ZAMBOANGA, Philippines - Islamic militants ambushed trucks ferrying workers from a farm in the southern Philippines on Friday, killing one person and wounding 36 others, the military said.
The army blamed the Abu Sayyaf, linked with the Al-Qaeda network, for the attack as a convoy of trucks drove plantation workers home from a rubber farm on the island of Basilan, military officials said.
"The rubber tappers, 120 of them... were going home from their work when they were ambushed," said local army commander Colonel Carlito Galvez.
He said six of those injured were in critical condition and had to be flown to Zamboanga city for treatment.
"There are 120 families affected because most of their members won't be able to work for the meantime while pursuit operations are ongoing," he added.
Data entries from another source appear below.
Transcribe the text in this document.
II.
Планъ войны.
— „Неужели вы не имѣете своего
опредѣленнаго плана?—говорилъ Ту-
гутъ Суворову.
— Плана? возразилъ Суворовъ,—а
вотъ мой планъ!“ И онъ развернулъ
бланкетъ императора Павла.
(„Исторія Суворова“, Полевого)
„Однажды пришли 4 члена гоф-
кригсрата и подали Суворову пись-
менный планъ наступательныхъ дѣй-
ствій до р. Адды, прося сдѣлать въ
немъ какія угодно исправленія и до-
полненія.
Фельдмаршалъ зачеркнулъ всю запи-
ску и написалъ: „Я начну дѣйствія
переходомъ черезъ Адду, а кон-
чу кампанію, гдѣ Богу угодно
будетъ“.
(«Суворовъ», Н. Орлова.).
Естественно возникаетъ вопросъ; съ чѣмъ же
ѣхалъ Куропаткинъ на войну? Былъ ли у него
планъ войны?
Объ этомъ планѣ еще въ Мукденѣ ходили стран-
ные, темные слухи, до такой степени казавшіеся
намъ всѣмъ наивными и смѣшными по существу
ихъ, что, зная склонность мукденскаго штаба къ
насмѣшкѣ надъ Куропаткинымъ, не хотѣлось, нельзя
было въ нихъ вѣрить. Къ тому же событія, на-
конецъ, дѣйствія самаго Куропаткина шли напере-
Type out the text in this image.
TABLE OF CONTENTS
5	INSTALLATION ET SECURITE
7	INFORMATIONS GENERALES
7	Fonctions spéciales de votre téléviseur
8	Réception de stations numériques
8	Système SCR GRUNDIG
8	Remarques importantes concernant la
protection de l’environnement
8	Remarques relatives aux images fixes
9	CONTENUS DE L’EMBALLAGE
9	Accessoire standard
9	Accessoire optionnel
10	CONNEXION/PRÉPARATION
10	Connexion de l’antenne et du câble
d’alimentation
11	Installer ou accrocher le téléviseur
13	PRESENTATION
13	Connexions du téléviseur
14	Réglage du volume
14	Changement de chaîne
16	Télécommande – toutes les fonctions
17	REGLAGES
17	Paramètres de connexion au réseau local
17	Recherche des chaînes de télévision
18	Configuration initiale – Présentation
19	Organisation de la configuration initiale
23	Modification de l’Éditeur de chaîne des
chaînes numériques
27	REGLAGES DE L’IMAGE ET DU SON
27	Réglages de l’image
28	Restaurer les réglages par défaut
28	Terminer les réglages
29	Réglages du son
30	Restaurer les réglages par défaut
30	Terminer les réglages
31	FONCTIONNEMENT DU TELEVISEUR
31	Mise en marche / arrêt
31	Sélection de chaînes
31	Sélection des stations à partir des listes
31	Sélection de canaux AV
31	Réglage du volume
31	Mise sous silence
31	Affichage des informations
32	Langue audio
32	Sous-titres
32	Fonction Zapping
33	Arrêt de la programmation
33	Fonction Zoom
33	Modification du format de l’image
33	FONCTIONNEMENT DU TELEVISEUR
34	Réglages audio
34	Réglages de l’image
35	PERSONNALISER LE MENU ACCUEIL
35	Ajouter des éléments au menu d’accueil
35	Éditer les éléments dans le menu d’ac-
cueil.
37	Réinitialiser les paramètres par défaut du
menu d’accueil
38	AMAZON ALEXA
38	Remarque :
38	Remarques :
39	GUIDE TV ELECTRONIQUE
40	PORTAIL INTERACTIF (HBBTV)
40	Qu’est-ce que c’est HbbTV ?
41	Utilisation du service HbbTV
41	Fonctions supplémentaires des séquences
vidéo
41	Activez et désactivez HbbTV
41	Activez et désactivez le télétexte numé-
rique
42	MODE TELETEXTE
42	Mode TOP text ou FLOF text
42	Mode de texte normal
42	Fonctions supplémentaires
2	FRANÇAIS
It was the third such attack on the workers of the farm by the Abu Sayyaf.
The Abu Sayyaf, founded with seed money from Al-Qaeda network leader Osama bin Laden in the 1990s, has attacked the plantation twice previously in an effort to extort money, the military said.
The previous attacks on the plantation prompted the military to mount an operation against the Abu Sayyaf in July which left at least 14 people -- soldiers and militants -- dead.
The Abu Sayyaf is blamed for the worst terror attacks in Philippine history including bombings and kidnappings of foreigners and Christians.
About 600 US troops have been rotating through the southern Philippines for a decade to help train local troops in hunting the Abu Sayyaf. However the Americans are barred from taking part in combat.